First it applies a small-prime screen: if the number is divisible by any prime up to 37, it is immediately composite. For numbers up to roughly 10^11 it then runs trial division by candidates of the form 6k ± 1 only up to the integer square root √n, because any composite must have a factor at or below its square root. For larger numbers it switches to a deterministic Miller–Rabin test using the witness set 2, 3, 5, 7, 11, 13, 17, 19, 23, 29, 31, 37, which is mathematically proven to give the correct answer for every integer below 3.3 × 10^24. Every divisor check and modular exponentiation uses JavaScript BigInt, so results stay exact no matter how many digits you enter.

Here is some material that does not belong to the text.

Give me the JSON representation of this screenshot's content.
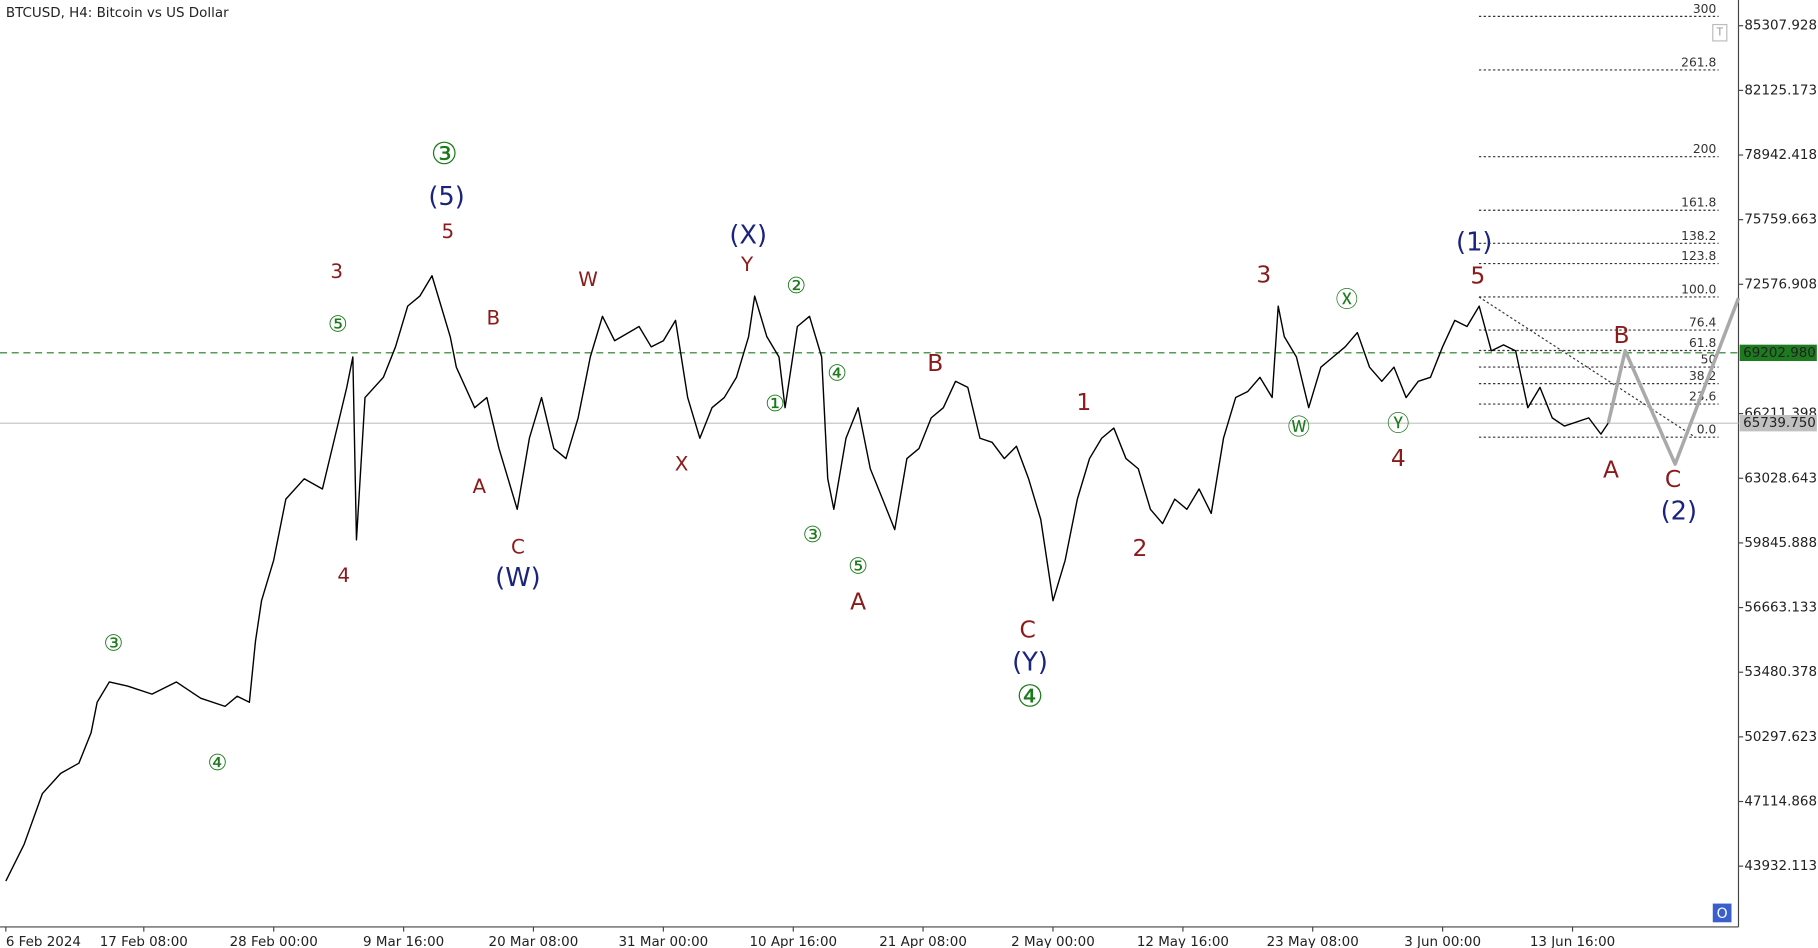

The Factorize tab finds the unique prime factorisation guaranteed by the fundamental theorem of arithmetic. It strips small primes by trial division, sweeps the medium range with 6k ± 1 candidates, and falls back to Pollard’s rho combined with the primality test for any large remaining factor. The Primes up to N tab runs a classic Sieve of Eratosthenes, crossing out multiples of each newly found prime, to list every prime up to your limit.

Worked example

Take 360. The small-prime screen finds 360 mod 2 = 0, so it is composite. Dividing out repeatedly gives 360 = 2 × 2 × 2 × 3 × 3 × 5, which the tool reports compactly as 360 = 2^3 × 3^2 × 5. Reading the exponents back tells you, for instance, that 360 has (3+1)(2+1)(1+1) = 24 divisors.

Now test 982451653. It passes the small-prime screen, so the tool runs trial division up to √n ≈ 31344, finds no divisor, and reports it prime — it is in fact the 50-millionth prime. Finally, ask for every prime up to 100 and the sieve returns the 25 primes 2, 3, 5, 7, 11, 13, 17, 19, 23, 29, 31, 37, 41, 43, 47, 53, 59, 61, 67, 71, 73, 79, 83, 89, 97.

Formula and reference note

The square-root bound is the key shortcut: if n = a × b with a ≤ b, then a ≤ √n, so testing divisors only up to √n is sufficient. The Miller–Rabin test writes n − 1 = d · 2^s with d odd and checks, for each witness a, whether a^d ≡ 1 (mod n) or a^(d·2^r) ≡ −1 (mod n) for some 0 ≤ r < s; a witness that fails both proves n composite. The fundamental theorem of arithmetic guarantees the factorisation shown is unique up to ordering. Everything runs locally in your browser — no number you enter is ever uploaded.